Une des raisons de l’accélération de ce marché est liée au fameux arrêt Bosman, du nom de ce jouer belge dont le FC Liège avait refusé le transfert vers le club français de Dunkerque, et qui a porté l’affaire devant la Cour de justice des Communautés européennes (CJCE) ? Pourriez-vous expliquer le sens du changement ?

Avant la décision de la Cour de justice des Communautés européennes en 1995, les équipes étaient soumises à des quotas de joueurs étrangers, pour permettre qu’une relève locale puisse s’aguerrir dans les compétitions. A partir de la décision de la CJCE, qui considérait que ces restrictions allaient à l’encontre du Traité de Rome et de la libre-circulation des personnes, le marché des transferts des joueurs communautaires, mais aussi des sportifs non communautaires ressortissants d’États ayant signé des accords d’association ou de coopération avec l’Union européenne, s’est alors ouvert. Cette fin des limitations à trois joueurs étrangers dans les clubs a cependant induit des déséquilibres. Les plus grands clubs, notamment en Angleterre, suivis par les clubs italiens ou le PSG plus récemment, ont désormais le pouvoir juridique et financier de concentrer dans leurs rangs tous les meilleurs joueurs.

Dans les années 90, le championnat anglais, victime par le passé de hooliganisme, est devenu la Premier League avec une transformation hyper compétitive du modèle économique du football. Qu’est-ce que cela a signifié ?

En 1992, les meilleurs clubs anglais se sont émancipés de la Fédération anglaise de football en créant une ligue dotée d’une grande autonomie conçue comme un véritable produit commercial pour augmenter leurs revenus. Cela leur a particulièrement bien réussi au point que leur nouvelle offre a supplanté le championnat italien alors dominant sur la scène internationale. Le corollaire de la création de ce produit devenu exclusif a notamment été l’augmentation des prix des billets et abonnements, réservant l’accès au football à un milieu plutôt aisé et ayant en grand partie éliminé le problème de l’hooliganisme dans les stades.

Les clubs comme le FC Barcelone restent pourtant endettés. Quid du fair-play financier instauré en 2010 par l’UEFA et qui demande que les clubs ne dépensent pas plus d’argent qu’ils n’en gagnent ?

Les grands clubs restent largement endettés. La Juventus de Turin pourrait par exemple être recapitalisée une troisième fois en cinq ans. Ces découverts sont souvent liés à des gestions peu clairvoyantes, voire même douteuses, ou pour le moins très opaques, notamment concernant tout ce qui touche aux transferts des joueurs. Il est important d’avoir une bonne gestion des clubs si l’on ne veut pas hypothéquer leur avenir. Force est de constater que peu de clubs sont gérés de manière à en assurer une durabilité économique.
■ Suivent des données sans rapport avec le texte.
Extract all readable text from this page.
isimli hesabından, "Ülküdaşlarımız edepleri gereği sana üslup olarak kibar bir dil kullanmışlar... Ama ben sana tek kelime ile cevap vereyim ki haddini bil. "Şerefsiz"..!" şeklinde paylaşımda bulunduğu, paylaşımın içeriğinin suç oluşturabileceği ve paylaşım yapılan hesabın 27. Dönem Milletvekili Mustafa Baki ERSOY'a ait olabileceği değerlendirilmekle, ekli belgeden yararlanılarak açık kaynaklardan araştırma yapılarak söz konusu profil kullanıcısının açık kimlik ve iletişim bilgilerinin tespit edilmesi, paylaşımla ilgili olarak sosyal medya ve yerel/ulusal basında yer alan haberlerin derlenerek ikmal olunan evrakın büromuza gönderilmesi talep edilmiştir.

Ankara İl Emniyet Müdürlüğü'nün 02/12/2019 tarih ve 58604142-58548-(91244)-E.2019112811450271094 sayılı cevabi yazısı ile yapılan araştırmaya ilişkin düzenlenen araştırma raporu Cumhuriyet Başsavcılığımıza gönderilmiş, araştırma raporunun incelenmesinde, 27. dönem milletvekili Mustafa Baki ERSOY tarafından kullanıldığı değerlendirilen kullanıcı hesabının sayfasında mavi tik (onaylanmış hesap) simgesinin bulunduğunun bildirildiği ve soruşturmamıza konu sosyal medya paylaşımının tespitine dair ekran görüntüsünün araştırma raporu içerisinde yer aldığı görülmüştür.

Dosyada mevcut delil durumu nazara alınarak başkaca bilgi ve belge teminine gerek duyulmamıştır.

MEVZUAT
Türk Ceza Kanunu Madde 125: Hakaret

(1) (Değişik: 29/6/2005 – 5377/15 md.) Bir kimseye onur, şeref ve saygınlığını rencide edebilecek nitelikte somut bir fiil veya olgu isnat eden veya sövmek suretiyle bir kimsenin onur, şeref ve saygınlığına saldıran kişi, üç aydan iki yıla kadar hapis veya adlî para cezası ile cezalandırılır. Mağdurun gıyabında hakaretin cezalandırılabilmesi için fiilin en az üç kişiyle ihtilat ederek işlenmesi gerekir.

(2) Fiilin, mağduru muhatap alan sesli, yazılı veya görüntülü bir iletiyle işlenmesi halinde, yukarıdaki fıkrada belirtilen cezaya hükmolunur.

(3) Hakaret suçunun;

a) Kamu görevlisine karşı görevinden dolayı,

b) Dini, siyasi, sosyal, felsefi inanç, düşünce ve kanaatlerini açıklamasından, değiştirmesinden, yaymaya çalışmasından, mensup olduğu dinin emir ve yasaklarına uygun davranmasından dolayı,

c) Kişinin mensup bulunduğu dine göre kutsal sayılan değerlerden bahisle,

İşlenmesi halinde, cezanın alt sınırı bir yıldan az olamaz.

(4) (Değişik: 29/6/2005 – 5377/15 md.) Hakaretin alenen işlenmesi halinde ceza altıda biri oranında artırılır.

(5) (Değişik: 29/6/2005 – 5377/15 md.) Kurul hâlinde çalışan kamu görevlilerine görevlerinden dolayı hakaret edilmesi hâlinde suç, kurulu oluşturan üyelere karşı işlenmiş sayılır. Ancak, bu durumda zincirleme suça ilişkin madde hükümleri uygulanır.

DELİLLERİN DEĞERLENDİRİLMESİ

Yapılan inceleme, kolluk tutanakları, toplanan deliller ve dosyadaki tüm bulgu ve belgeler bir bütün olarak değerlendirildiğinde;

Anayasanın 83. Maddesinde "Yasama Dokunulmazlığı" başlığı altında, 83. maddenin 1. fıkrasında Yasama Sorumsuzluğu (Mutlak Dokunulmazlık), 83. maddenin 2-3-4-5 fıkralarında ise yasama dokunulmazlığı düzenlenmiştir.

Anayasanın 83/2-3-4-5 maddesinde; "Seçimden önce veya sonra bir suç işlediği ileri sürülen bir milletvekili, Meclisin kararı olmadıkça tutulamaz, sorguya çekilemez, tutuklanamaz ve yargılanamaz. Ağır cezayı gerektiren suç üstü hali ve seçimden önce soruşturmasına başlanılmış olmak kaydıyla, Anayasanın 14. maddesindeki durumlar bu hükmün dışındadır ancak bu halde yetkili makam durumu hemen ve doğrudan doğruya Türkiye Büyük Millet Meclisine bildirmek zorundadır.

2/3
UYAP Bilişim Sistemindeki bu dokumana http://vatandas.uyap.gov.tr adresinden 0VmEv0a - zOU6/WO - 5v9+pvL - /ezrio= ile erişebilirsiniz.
En ce qui concerne le fair-play financier, il a permis d’amener plus de transparence et de contrôle dans les comptes des clubs, mais la difficulté à punir les infractions, notamment pour les clubs les plus puissants, reste un problème. Cela ne s’est pas arrangé depuis que les clubs, via l’Association européenne des clubs (ECA), siègent au Comité exécutif de l’UEFA et détiennent avec cette dernière la moitié des parts de la société qui organise la Ligue des champions. Les règles existent mais elles ont plutôt tendance à être progressivement aménagées plutôt qu’appliquées en tant que telles.

Alors qu’ils étaient relativement rares dans les championnats, les joueurs africains sont de plus en plus nombreux à jouer en Europe. En Belgique, des scandales de trafic de joueurs d’Afrique de l’Ouest menés par des agents véreux avaient fait la une des journaux dans les années 1990. Où en est-on aujourd’hui ?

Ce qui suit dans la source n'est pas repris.